Have you ever wondered why AI sometimes answers the wrong questions or gives you unreasonable information?
This problem is about to disappear because researchers from Alibaba and the University of Science and Technology of China have developed a new AI called START (Self-Taught Reasoner with Tools).
START is not just an ordinary AI, but it is an AI that thinks step by step and knows how to use thinking tools, just like we use calculators or computer programs to solve difficult problems.
How does START work? What makes START different?
START is an AI that builds on the concept of Large Reasoning Models (LRMs) or large language models that focus on reasoning.
- Chain-of-Thought (CoT): Think systematically in stages:
- START uses a method called "Chain-of-Thought", which is to break down complex problems into small steps and gradually solve them step by step. This makes it possible to better analyze and deal with complex problems. It's like when we solve difficult math problems, we have to do it step by step.
- Using External Tools: Python Interpreter:
- When faced with a problem that requires complex calculations or needs more information, START runs a Python program to help calculate, examine data, or generate the desired result. This makes it possible to get accurate and reliable answers. It's like having a smart calculator and an assistant to analyze personal data.
- Self-Taught Learning: Learn and improve yourself:
- START has a system that helps it learn from its own experience and improve its reasoning and tooling skills, just like we practice repetitive problems until they get better.
- It uses techniques called Hint-infer and Hint Rejection Sampling Fine-Tuning (Hint-RFT), which allow the model to learn how to effectively use external tools. It does not require a large amount of sample data.
START mechanism
(A little technical, you can skip it.)

Illustration of the operation of START from the research paper
START works through two main processes:
- Hint-infer :
- At this stage, START inserts "hints" (hints). into the reasoning process to encourage the model to run external tools.
- An example of a hint such as "Wait, maybe using Python here is a good idea."
- Hint Rejection Sampling Fine-Tuning (Hint-RFT) :
- This step uses the results from the Hint-infer to be screened, scored, and refined to create a high-quality dataset (DSEED).
- The dseed is then taken to fine-tune the base model (QwQ-32B-Preview) to create a START-0.
- START-0 will be used to create a richer dataset (DSTART), which will lead to a final fine-tune to create a START.
How good is START? Examples of amazing talents
START is not just "good", but "very good".
Let's take a look at some examples of START's amazing capabilities.
- Solve competitive math problems:
- START scores high in high-level math competitions such as MATH500 and AMC23, with an accuracy of 95% in some competitions, which is higher than many elite students.
- Answer PhD Science Questions:
- START can accurately answer difficult and complex questions at the doctoral level.
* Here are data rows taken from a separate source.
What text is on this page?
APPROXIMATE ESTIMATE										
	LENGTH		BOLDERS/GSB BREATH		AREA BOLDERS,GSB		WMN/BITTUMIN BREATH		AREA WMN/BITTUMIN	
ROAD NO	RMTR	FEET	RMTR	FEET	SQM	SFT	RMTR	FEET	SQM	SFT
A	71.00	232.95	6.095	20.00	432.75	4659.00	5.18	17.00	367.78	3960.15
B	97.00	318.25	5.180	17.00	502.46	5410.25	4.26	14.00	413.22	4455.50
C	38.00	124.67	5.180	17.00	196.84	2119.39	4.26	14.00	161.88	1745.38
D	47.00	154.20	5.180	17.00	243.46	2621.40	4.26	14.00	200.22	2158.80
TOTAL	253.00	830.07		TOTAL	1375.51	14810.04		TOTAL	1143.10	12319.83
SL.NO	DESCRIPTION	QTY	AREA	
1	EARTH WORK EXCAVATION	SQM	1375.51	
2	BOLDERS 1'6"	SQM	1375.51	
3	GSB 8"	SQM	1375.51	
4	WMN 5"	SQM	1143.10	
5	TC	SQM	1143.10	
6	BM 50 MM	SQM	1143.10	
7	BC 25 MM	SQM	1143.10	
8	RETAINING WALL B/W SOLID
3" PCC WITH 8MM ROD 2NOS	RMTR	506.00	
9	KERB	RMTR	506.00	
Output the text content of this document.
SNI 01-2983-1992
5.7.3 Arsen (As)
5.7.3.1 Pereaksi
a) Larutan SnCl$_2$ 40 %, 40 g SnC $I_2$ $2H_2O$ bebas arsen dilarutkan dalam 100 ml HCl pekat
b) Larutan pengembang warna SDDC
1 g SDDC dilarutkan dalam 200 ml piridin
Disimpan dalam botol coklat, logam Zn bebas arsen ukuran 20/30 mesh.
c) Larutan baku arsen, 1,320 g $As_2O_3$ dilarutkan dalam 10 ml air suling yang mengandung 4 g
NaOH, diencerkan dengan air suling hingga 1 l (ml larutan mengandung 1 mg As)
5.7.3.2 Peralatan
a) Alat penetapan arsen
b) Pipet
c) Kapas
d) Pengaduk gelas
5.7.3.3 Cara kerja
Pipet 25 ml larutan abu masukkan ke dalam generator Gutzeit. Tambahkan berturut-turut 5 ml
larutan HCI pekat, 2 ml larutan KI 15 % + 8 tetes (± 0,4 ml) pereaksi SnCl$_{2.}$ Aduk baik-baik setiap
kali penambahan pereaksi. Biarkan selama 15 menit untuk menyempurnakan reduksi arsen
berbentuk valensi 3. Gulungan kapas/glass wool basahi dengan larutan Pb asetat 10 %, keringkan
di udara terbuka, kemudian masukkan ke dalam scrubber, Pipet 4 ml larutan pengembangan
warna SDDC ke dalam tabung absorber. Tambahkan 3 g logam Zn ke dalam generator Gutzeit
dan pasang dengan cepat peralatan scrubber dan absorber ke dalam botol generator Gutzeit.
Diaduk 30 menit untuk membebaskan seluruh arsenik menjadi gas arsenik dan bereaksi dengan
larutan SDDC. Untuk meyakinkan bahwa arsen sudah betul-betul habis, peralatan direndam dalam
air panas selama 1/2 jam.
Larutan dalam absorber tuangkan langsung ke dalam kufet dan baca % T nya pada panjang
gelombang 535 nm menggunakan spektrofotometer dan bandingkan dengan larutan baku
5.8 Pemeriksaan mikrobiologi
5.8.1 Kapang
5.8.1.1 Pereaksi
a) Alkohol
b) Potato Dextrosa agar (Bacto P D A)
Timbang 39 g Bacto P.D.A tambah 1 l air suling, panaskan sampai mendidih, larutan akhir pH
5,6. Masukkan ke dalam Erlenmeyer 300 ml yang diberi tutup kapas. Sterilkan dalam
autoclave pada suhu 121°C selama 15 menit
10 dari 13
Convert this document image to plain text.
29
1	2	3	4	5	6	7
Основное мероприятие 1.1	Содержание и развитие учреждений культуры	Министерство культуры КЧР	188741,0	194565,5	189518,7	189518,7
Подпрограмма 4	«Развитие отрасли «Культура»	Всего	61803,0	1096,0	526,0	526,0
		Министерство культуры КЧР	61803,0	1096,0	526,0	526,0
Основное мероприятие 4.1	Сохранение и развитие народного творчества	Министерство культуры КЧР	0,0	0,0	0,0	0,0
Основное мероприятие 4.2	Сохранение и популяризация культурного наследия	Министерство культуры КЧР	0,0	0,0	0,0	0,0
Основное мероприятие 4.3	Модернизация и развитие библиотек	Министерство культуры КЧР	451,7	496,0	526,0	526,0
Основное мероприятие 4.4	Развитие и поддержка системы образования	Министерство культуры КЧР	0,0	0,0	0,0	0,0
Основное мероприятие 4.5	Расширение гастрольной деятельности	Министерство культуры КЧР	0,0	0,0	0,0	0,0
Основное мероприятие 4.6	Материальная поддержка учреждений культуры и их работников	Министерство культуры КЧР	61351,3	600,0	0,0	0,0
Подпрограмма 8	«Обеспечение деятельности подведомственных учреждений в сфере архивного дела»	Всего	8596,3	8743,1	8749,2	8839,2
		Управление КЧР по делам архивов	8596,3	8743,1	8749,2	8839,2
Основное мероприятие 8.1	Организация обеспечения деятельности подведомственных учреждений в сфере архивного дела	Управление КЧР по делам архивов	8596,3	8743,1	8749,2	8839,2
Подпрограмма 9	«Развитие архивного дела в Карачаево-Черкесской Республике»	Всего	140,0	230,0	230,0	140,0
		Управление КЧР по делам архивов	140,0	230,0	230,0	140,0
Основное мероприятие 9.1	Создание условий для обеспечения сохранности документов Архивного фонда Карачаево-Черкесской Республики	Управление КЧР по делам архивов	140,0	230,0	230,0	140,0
In the GPQA (Graduate-Level Science Questions) test, START scored significantly better than previous generations of AI.
- Computer Code and Debugging :
- START is not only programming code, but also programming. But they can also check and correct errors in their code on their own, which is a very important skill in software development.
What's even more amazing is that START can do these things without being told every step.
Surprisingly good (secretly scared slightly 😆)
Technology Behind START: QwQ-32B-Preview and Fine-Tuning
START is built on the basis of the QwQ-32B-Preview model, a highly efficient Large Language Model (LLM) that uses Python as an important tool to help think and process data.
START also uses a two-phase fine-tuning process to fine-tune the model for better reasoning and tooling.
How will START change our world? Application Potential
START has the potential to revolutionize and transform our world in many ways, such as:
- Scientific Research:
- START can help scientists analyze complex data, find hidden relationships, or even help invent new theories effectively.
- Education:
- START can be used to develop smart, personalized learning materials for each learner. It makes it easier to understand difficult content.
- Software Development:
- START can help programmers write code, check for errors, and optimize their programs, making software development faster and more efficient.
- Complex Solutions:
- Whether it's financial data analysis, business strategy planning, or logistics management, START can help us make better decisions and solve complex problems effectively.
The future of AI that "thinks" is not just "remembered"
START is not just an ordinary AI, but a giant leap forward in the field of artificial intelligence technology. It shows that AI can really "think", not just remember information to answer.
Although START still has some limitations, such as the ability to work with languages other than Python.
But it also opens the door to a new world of AI that is smarter, more context-sensitive, and ready to help humans solve more complex problems in the future.
Who knows, in the next few years, we may see AI that can interact and reason like a real human.
START could be the beginning of a major revolution in AI that will change our world forever.